History of the Sugar Cookie

The modern incarnation of the sugar cookie can be traced back to the mid 1700s in Nazareth Pennsylvania. There, German Protestant settlers created the round, crumbly, buttery cookie that came to be known as the Nazareth Cookie.

Nazareth Sugar Cookie

Plain Sugar Cookie

The Nazareth Sugar Cookie was adopted as Pennsylvania’s official cookie by the Commonwealth of Pennsylvania (House Bill 219,) though there has been some ambiguity concerning this issue after a 4th grade class at Caln Elementary School in Coatesville lobbied for a resolution that would designate chocolate chip cookies as Pennsylvania’s official cookie.

 

This blogger sides with the Nazareth Sugar Cookie for historical reasons despite her own personal preference for chocolate chip cookies.

Ancient History or How the Cookie Jumbles.

That’s right. Jumbles. Arguably, the precursor to the Nazareth Sugar Cookie is the Jumble, a biscuit that gained popularity in the 17th and 18th century in Europe chiefly because of the fact that, as a non-leavened food, it could be dried and stored for many months.

Jumbal Cookies

Jumble Cookies

Jumbles were known by many different names including gemmel, jambal and jumbal. They were often savory rather than sweet, flavored with rosewater or anniseed. They were traditionally shaped in knots and other intricate shapes and baked until crispy in order to withstand the test of time.

 

These cookies were introduced to Europe by the Moors of Spain and probably had their origins in the middle east where sugar figured heavily into the daily diet.

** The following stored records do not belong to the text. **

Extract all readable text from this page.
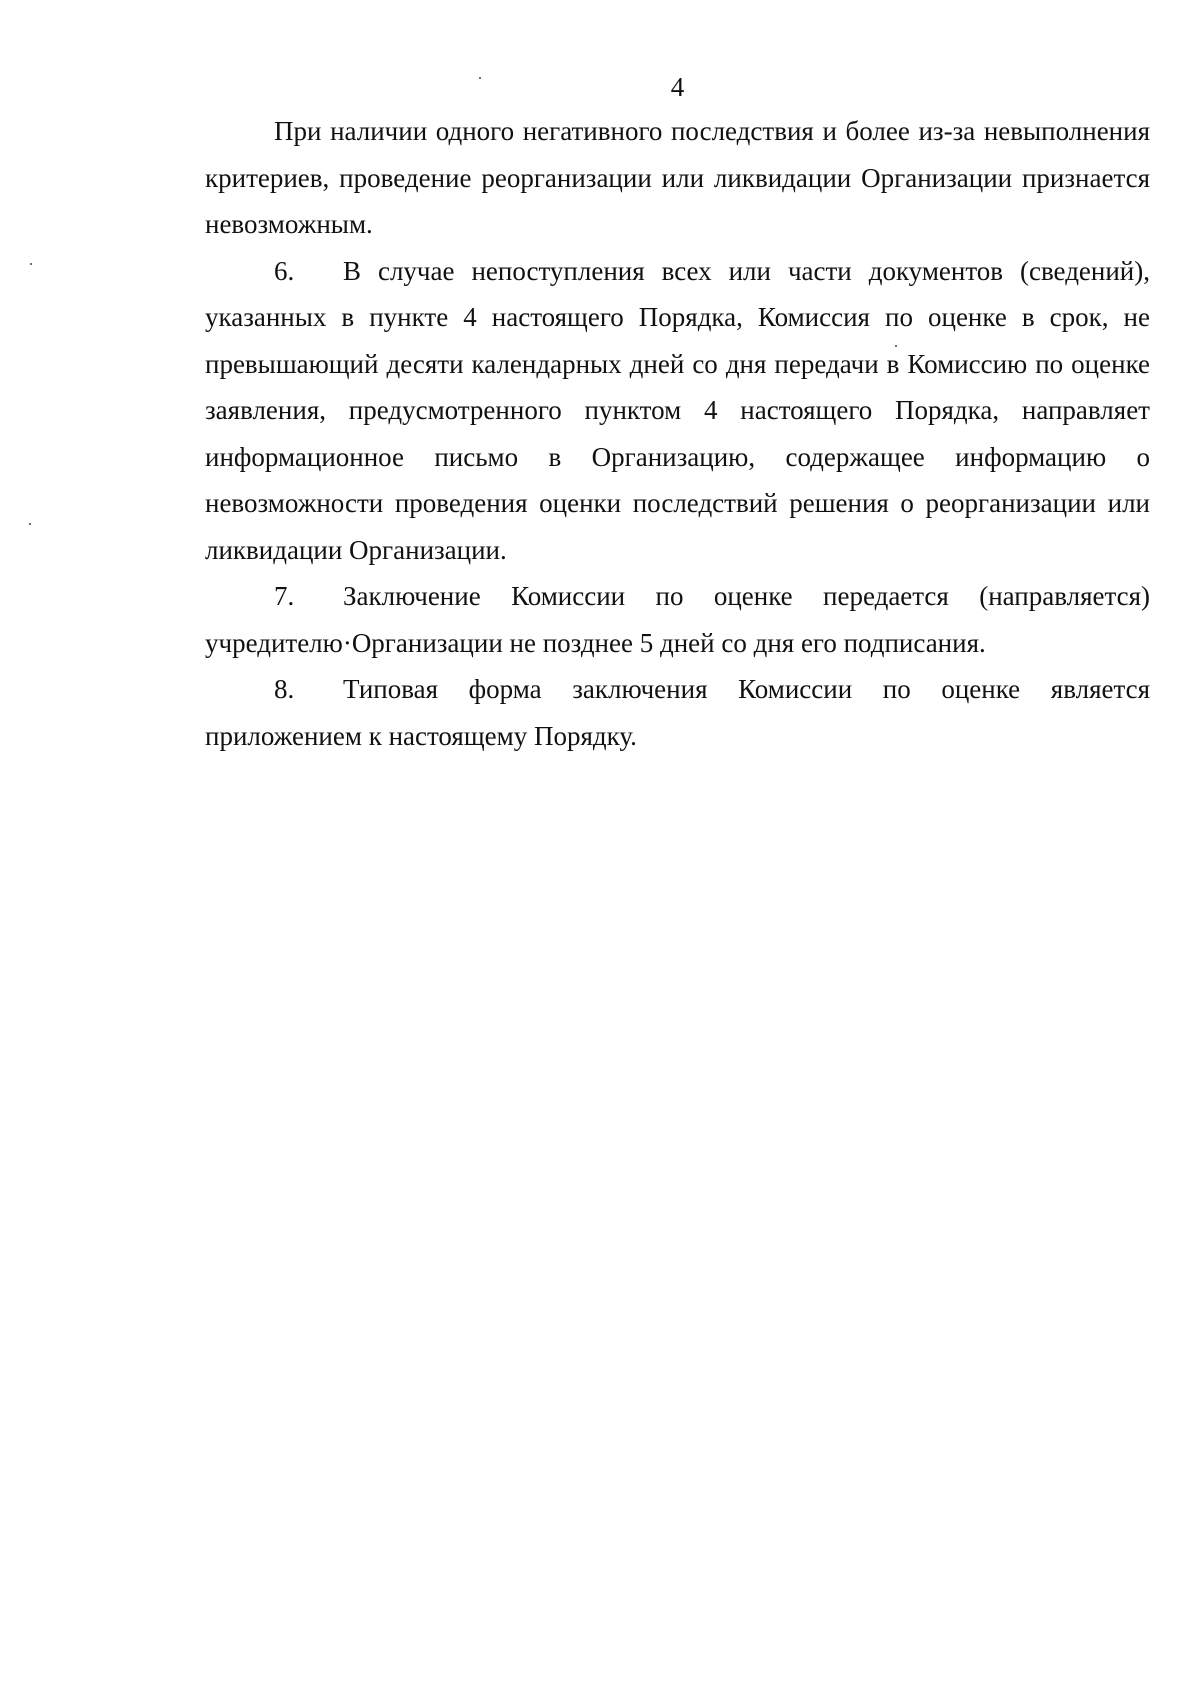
4

При наличии одного негативного последствия и более из-за невыполнения критериев, проведение реорганизации или ликвидации Организации признается невозможным.

6. В случае непоступления всех или части документов (сведений), указанных в пункте 4 настоящего Порядка, Комиссия по оценке в срок, не превышающий десяти календарных дней со дня передачи в Комиссию по оценке заявления, предусмотренного пунктом 4 настоящего Порядка, направляет информационное письмо в Организацию, содержащее информацию о невозможности проведения оценки последствий решения о реорганизации или ликвидации Организации.

7. Заключение Комиссии по оценке передается (направляется) учредителю·Организации не позднее 5 дней со дня его подписания.

8. Типовая форма заключения Комиссии по оценке является приложением к настоящему Порядку.
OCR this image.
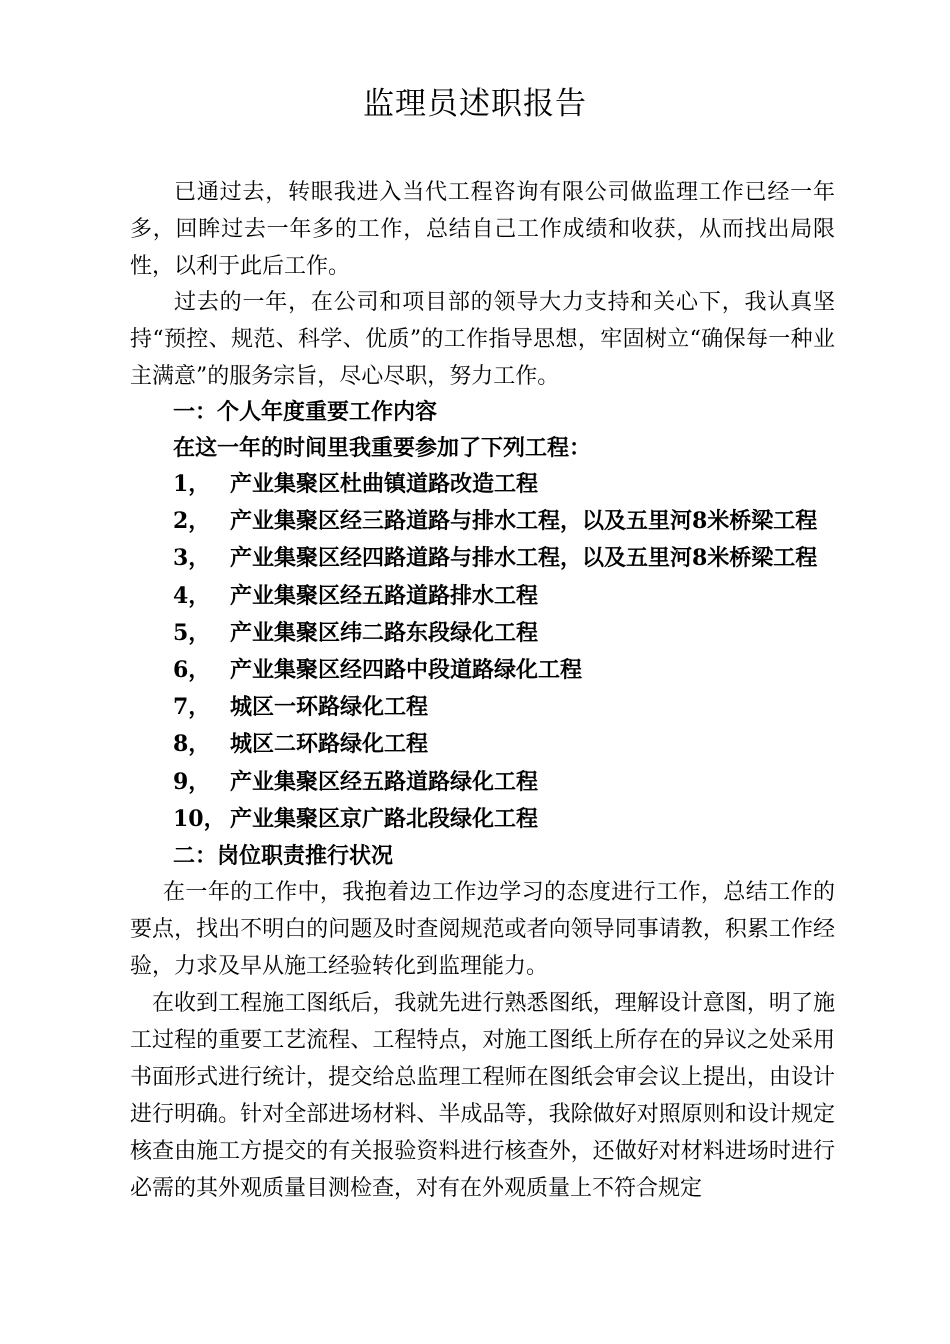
监理员述职报告

已通过去，转眼我进入当代工程咨询有限公司做监理工作已经一年多，回眸过去一年多的工作，总结自己工作成绩和收获，从而找出局限性，以利于此后工作。

过去的一年，在公司和项目部的领导大力支持和关心下，我认真坚持“预控、规范、科学、优质”的工作指导思想，牢固树立“确保每一种业主满意”的服务宗旨，尽心尽职，努力工作。

一：个人年度重要工作内容
在这一年的时间里我重要参加了下列工程：
1， 产业集聚区杜曲镇道路改造工程
2， 产业集聚区经三路道路与排水工程，以及五里河8米桥梁工程
3， 产业集聚区经四路道路与排水工程，以及五里河8米桥梁工程
4， 产业集聚区经五路道路排水工程
5， 产业集聚区纬二路东段绿化工程
6， 产业集聚区经四路中段道路绿化工程
7， 城区一环路绿化工程
8， 城区二环路绿化工程
9， 产业集聚区经五路道路绿化工程
10， 产业集聚区京广路北段绿化工程
二：岗位职责推行状况

在一年的工作中，我抱着边工作边学习的态度进行工作，总结工作的要点，找出不明白的问题及时查阅规范或者向领导同事请教，积累工作经验，力求及早从施工经验转化到监理能力。

在收到工程施工图纸后，我就先进行熟悉图纸，理解设计意图，明了施工过程的重要工艺流程、工程特点，对施工图纸上所存在的异议之处采用书面形式进行统计，提交给总监理工程师在图纸会审会议上提出，由设计进行明确。针对全部进场材料、半成品等，我除做好对照原则和设计规定核查由施工方提交的有关报验资料进行核查外，还做好对材料进场时进行必需的其外观质量目测检查，对有在外观质量上不符合规定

These very early middle eastern cookies probably also included nuts and fruits such as dates.

Early Jumbles probably looked more like these middle eastern cookies than the mixture of ingredients that we see today.

Middle Eastern Cookies

Middle Easter Jumbals

Modern Sugar Cookie Traditions

The modern Nazareth-style sugar cookie has gained enormous popularity in America. Sometime in the 1930s it became traditional for children to leave sugar cookies and milk out for Santa Clause on Christmas Eve. Because of how easy it is to cut and shape the sugar cookie dough, customized sugar cookies like ours have become wildly popular.

It’s interesting to see how far the sugar cookie has come from its origins as hard tack for travelers. What was a necessity for survival has become a sweet treat for kids of all ages. What’s your favorite way to eat sugar cookies?